Calló un momento. Y mientras callaban sentía que todos los alumnos estaban de acuerdo con él.
-No sé si habéis leído Momo. Es una novela de Michael Ende. Momo es una niña que debe enfrentarse a los hombres grises: la única que, además de hablar, sabe escuchar; la única que conserva la alegría y la vuelve contagiosa; la que vive en el tiempo en lugar de dejar pasar el tiempo, la que gasta el tiempo en lugar de ahorrarlo, la que quiere a los demás y no los abandona mientras piensa en ganar dinero. 

 
Volvió a hacer un silencio para marcar la pausa.
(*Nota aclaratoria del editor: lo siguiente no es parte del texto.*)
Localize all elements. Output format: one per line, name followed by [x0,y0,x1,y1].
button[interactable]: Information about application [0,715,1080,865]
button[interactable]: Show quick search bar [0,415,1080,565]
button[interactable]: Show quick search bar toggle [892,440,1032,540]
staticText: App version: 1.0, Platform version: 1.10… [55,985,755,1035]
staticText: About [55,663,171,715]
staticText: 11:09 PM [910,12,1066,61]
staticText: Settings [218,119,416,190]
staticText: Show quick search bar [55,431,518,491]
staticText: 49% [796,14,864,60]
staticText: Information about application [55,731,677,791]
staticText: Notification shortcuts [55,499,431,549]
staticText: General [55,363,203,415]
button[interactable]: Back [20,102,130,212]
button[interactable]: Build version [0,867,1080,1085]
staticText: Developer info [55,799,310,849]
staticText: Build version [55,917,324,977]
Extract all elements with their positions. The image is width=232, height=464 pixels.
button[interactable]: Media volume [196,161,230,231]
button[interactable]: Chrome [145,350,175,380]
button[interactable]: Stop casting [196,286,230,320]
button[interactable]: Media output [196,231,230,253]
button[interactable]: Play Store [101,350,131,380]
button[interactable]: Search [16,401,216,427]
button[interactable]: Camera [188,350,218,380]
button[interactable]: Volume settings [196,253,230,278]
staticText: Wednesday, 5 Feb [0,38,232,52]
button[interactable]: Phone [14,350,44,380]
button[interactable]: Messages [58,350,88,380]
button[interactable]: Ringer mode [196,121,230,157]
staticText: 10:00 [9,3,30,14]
-Eso es Momo. Para la gente que ha crecido (la gente seria), Momo es una niña. No la tomarán en serio. Creen que hacerse mayor es ser importante, y ser importante es olvidarse de vivir. Pero Momo no quiere ser importante. Momo quiere ser feliz. Momo quiere crecer sin abandonar la ilusión y la alegría. Porque ¿queréis saber una cosa? Momo es adulta. No es una niña. Momo sabe pensar, y piensa que vivir es soñar y desvivirse: hacer realidad los sueños. Los hombres grises, en cambio, creen que crecer es dejar de soñar. Hacer realidad los sueños de otros. O mejor aún: trabajar para otros que también han dejado de soñar. No pensar lo que quieres: hacer lo que te dicen que hagas. Aquí es donde viene Kant.
            Helga y Julián se quedaron sorprendidos. Cristina, con su silencio, decía también que quería entender.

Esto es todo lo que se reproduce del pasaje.